James Robertson
James Robertson
James Downie Robertson occupied an important position within Scottish art. The inspiration for many of his paintings was the Clyde coast and West Renfrewshire, where he lived and worked for more than 30 years. As he put it: “I have been subjected to the landscape every time I go out and it’s fascinating how it changes through winter, spring and summer.”
For Jimmy, making a painting of a landscape had nothing to do with the photographic or the illustrational. It had everything to do with his personal vision. Stan Bell, in a poem about Jimmy’s paintings called this “landscape in form, in content, painted meditation”.
He was born in Cowdenbeath, Fife. The family moved to Glasgow at the beginning of the Second World War and, after showing a talent for art from childhood, Jimmy enrolled at Glasgow School of Art in 1950. There he found himself in the company of several extraordinary fellow students – Alexander Goudie, Duncan Shanks and Alasdair Gray, to name but a few, and was introduced to the work of his teacher, David Donaldson, as well as Joan Eardley.
After graduating, Jimmy travelled in Spain with his friend Dr George Fraser and, on his return to Scotland, took up a teaching position at Keith Grammar School. A year later, in 1959, he returned to the art school as a part-time lecturer in the Drawing and Painting Department. Jimmy began to make a name for himself and, after his first solo exhibition at the Douglas and Foulis Gallery in Edinburgh in 1961, recognition followed with his election to the Royal Society of Painters in Watercolours in 1962 and his appointment as a full-time lecturer in Drawing and Painting in 1967 at Glasgow School of Art.
He was elected an associate of the Royal Scottish Academy in in 1974, becoming a full member in 1989. The Royal Glasgow Institute elected him as a member in 1980. At the same time, he staged numerous exhibitions, and his paintings were eagerly sought-after.
He favoured a directness of expression, and never used preparatory drawings or kept sketch books, seeking instead a spontaneous reaction. “Every painting is a struggle. I persevere until I think I have won.”

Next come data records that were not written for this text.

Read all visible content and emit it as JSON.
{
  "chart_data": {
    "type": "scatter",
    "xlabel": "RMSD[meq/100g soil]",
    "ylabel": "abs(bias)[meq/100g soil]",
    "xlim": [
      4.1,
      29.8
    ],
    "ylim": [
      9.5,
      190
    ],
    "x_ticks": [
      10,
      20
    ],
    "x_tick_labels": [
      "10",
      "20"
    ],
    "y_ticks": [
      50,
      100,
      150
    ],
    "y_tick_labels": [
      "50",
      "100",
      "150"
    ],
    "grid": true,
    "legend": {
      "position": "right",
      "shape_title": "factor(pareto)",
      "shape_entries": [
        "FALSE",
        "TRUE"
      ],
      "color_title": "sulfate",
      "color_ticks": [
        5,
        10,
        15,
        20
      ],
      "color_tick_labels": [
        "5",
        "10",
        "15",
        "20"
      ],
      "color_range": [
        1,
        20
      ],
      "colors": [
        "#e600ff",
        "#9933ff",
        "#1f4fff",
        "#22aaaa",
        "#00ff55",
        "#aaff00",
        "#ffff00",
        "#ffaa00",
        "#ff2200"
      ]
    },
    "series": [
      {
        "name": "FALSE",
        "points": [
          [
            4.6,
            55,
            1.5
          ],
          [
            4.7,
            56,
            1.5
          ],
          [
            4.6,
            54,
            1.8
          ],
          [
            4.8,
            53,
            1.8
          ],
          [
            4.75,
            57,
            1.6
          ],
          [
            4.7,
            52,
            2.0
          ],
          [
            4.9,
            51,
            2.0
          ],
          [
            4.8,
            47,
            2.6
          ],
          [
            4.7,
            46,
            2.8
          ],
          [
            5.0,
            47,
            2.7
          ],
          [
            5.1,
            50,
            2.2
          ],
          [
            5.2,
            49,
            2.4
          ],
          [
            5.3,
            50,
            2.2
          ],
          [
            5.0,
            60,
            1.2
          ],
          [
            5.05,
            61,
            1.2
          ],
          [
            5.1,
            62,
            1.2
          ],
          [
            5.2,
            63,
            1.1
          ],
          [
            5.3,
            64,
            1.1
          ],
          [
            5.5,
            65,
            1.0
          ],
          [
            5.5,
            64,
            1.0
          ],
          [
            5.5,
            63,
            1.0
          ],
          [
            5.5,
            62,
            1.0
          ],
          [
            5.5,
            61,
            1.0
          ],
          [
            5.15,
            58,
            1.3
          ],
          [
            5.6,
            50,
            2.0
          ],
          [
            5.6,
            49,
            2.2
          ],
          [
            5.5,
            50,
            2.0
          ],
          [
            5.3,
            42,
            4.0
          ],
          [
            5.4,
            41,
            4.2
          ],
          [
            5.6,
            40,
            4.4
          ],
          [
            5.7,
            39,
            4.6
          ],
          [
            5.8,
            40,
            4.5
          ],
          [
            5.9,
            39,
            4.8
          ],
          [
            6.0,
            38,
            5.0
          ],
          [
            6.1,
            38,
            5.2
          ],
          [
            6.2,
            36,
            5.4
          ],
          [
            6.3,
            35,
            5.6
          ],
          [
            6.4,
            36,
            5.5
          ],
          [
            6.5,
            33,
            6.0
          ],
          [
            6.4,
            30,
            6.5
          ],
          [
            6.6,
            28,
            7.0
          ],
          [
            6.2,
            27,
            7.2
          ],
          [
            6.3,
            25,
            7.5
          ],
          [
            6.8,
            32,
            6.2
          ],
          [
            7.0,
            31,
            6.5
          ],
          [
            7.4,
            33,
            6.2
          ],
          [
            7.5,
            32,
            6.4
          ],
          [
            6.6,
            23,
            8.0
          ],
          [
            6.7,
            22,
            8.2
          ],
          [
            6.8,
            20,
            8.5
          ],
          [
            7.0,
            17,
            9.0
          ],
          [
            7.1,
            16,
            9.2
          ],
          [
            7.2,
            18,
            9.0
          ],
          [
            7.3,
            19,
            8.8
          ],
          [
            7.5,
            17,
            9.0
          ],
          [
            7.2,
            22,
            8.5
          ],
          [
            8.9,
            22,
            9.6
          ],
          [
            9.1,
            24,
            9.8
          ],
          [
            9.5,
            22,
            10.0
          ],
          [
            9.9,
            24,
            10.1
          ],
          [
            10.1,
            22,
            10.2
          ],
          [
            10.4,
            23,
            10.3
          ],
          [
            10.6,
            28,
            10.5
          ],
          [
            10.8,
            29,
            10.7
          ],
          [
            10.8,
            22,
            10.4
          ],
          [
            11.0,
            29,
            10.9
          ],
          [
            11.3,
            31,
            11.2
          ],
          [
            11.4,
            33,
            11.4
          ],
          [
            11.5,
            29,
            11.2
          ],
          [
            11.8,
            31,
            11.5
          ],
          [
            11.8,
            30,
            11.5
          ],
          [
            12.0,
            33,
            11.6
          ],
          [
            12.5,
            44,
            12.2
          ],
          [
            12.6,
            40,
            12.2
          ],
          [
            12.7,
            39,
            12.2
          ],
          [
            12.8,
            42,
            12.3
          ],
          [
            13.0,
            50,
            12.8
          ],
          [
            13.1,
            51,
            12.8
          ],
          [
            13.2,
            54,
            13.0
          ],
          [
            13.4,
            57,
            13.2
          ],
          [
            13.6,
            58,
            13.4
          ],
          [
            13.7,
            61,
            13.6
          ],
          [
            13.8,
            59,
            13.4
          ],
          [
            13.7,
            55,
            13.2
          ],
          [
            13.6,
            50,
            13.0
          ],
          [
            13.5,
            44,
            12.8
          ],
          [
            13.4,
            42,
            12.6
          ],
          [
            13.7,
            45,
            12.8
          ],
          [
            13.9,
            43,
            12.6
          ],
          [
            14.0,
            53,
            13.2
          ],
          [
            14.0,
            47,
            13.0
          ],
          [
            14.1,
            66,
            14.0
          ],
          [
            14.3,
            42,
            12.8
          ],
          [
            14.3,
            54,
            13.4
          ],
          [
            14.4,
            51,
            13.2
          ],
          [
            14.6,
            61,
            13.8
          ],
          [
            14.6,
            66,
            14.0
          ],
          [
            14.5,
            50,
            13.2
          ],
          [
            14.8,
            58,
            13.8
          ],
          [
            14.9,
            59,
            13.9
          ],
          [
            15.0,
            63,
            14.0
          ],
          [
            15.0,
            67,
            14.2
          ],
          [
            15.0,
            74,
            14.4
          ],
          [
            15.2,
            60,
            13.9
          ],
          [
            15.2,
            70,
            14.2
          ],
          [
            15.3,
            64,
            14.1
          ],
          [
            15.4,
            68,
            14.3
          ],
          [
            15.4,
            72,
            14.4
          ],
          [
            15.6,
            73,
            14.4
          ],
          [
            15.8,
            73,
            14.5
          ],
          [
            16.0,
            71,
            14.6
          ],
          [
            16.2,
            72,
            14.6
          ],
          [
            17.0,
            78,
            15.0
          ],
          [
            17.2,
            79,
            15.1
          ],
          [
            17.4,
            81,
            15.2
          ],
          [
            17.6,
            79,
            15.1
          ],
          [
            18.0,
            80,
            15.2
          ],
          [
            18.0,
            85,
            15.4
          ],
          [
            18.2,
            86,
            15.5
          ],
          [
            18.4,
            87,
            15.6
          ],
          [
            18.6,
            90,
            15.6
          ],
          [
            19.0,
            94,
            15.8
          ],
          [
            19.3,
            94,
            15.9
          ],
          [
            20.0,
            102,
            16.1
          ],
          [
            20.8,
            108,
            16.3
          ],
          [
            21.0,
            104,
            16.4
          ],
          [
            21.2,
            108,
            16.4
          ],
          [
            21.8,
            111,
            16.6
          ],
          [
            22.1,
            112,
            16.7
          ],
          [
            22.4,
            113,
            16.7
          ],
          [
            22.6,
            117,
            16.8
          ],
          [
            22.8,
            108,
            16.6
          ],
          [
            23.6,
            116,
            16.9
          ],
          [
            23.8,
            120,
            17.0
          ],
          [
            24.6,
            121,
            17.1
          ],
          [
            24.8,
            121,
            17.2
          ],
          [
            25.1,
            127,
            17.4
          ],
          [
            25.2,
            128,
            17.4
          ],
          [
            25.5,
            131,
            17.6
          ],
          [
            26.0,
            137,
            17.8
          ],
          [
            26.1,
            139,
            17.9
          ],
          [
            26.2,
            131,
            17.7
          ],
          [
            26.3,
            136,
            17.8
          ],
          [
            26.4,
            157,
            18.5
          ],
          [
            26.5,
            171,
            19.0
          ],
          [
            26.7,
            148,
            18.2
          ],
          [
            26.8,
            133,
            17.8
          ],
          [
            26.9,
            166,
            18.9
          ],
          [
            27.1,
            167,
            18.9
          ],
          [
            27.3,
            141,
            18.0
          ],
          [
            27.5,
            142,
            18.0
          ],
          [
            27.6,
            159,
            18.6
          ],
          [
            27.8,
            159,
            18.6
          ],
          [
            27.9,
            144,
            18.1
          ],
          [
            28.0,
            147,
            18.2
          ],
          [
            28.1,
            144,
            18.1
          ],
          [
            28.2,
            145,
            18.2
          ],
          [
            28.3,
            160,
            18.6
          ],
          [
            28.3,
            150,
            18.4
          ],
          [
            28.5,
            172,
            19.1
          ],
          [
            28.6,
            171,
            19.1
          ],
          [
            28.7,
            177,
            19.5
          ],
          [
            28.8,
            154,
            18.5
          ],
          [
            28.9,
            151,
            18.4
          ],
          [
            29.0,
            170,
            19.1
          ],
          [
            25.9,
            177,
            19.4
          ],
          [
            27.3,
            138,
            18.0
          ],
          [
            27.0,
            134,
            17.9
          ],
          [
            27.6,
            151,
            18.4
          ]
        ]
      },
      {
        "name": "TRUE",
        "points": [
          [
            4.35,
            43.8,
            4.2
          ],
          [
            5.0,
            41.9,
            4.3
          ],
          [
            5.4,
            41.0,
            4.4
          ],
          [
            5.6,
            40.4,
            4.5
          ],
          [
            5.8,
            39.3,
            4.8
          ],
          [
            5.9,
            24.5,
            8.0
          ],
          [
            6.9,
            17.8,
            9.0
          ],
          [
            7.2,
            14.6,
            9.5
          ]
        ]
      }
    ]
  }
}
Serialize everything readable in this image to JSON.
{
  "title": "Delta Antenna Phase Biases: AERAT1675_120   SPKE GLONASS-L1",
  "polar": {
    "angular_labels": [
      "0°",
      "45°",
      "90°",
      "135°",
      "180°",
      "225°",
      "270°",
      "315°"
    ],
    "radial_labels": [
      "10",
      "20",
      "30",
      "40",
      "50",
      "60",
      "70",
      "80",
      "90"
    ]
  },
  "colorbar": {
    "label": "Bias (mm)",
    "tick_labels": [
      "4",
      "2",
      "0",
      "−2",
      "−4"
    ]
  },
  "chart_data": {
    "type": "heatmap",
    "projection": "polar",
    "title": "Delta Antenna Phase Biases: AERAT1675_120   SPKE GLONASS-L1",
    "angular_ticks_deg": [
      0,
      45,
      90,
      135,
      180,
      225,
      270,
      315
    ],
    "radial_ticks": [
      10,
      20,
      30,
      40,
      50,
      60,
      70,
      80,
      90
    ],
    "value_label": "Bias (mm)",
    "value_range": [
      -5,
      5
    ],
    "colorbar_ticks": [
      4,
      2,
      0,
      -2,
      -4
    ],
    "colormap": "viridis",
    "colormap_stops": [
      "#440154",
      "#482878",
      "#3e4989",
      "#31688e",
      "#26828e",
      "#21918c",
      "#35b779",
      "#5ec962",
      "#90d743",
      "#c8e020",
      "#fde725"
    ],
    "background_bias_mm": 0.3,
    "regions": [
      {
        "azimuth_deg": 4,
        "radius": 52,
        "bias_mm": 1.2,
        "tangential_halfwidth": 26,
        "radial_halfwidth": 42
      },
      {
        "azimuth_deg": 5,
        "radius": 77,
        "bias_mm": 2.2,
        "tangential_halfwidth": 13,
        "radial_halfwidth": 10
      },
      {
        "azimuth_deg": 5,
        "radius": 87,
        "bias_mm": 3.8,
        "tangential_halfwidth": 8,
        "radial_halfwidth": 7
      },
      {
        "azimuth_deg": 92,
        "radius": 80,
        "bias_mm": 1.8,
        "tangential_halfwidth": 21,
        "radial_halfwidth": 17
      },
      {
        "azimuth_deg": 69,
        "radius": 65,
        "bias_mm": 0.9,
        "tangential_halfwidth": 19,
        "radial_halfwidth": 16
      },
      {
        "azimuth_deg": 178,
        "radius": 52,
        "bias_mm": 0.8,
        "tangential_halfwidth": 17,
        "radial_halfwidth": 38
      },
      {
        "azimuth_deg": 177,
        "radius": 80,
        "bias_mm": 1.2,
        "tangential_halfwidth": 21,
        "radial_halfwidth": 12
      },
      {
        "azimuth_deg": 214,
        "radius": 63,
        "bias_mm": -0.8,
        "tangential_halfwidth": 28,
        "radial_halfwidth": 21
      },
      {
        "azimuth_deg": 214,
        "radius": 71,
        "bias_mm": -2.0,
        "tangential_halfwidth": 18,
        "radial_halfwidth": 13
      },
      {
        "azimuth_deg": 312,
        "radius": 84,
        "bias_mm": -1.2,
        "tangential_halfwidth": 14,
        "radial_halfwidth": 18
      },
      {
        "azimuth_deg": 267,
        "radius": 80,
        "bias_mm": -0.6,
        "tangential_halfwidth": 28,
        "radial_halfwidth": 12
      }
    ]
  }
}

Jimmy was an influential teacher, being a member of staff for 40 years. With his passionate belief in painting and through the example of his own work, he set exemplary standards. Once the director reported a student complaint that he had spent too much time working in his studio. “That’s the best compliment I’ve ever had,” said Jimmy.
He was outspoken, irreverent and politically incorrect, but when it came to analysing what had gone wrong in a painting and suggesting the best means of addressing the problem, he was without peer.